Tels semblent être le leitmotiv et le pari des initiateurs du musée du quai Branly qui,une fois de plus,tenteront de nettoyer et de noyer la macule de l’horreur dans les fastes et les paillettes.Le prédateur, une fois de plus, s’enrichira sur le dos de ses proies rappelant cette formule encore plus vrai aujourd’hui qu’hier de René Maran dans la préface de BATOUALA :"Civilisation, civilisation, orgueil des Européens et leur charnier d’innocents, tu bâtis ton royaume sur des cadavres. Tu es la force qui prime le droit, tu n’es pas un flambeau mais un incendie". L’argent n’a pas d’odeur et sa saveur n’est pas fonction de sa provenance, telle est la devise.

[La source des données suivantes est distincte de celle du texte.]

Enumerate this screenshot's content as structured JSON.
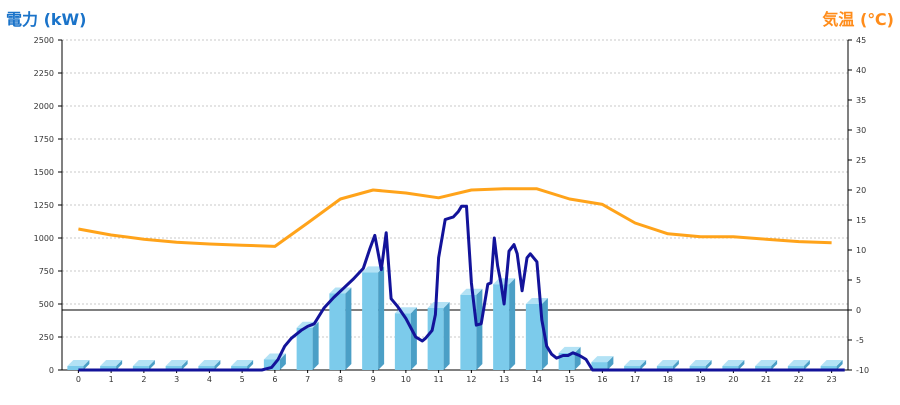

Pour la plupart d’entre-nous, nous avons le devoir de ne pas oublier que la plus grande partie de ce qui va être exposé dans ce sanctuaire de la destruction, de l’extermination, est la conséquence de l’horreur, horreur que devaient subir les propriétaires spoliés de ces contrées lointaines ; horreur qui avait pour nom : déprédation, humiliation, meurtre, pillage, viol, vol. Tous ces forfaits commis au nom de la supériorité d’une culture sur les autres. Raison pour laquelle,lorsque Pablo Picasso se livre à un pillage intellectuel de ces "objets", on en fait le plus grand génie de l’art et l’on relègue aux rangs du quelconque, les vrais auteurs ainsi doublement pillés.
Comme la plupart des musées où sont exposés des œuvres d’expression non occidentale, le quai Branly porte la souillure du sang versé, quelle que soit la splendeur du maquillage, le scintillement . Et nous ne devons pas perdre de vue que ce résultat n’est que la falsification d’une lugubre et macabre opération de destruction d’autres cultures. A cet éblouissement physique ne cédons pas à la suite logique qui est l’éblouissement mental et intellectuel.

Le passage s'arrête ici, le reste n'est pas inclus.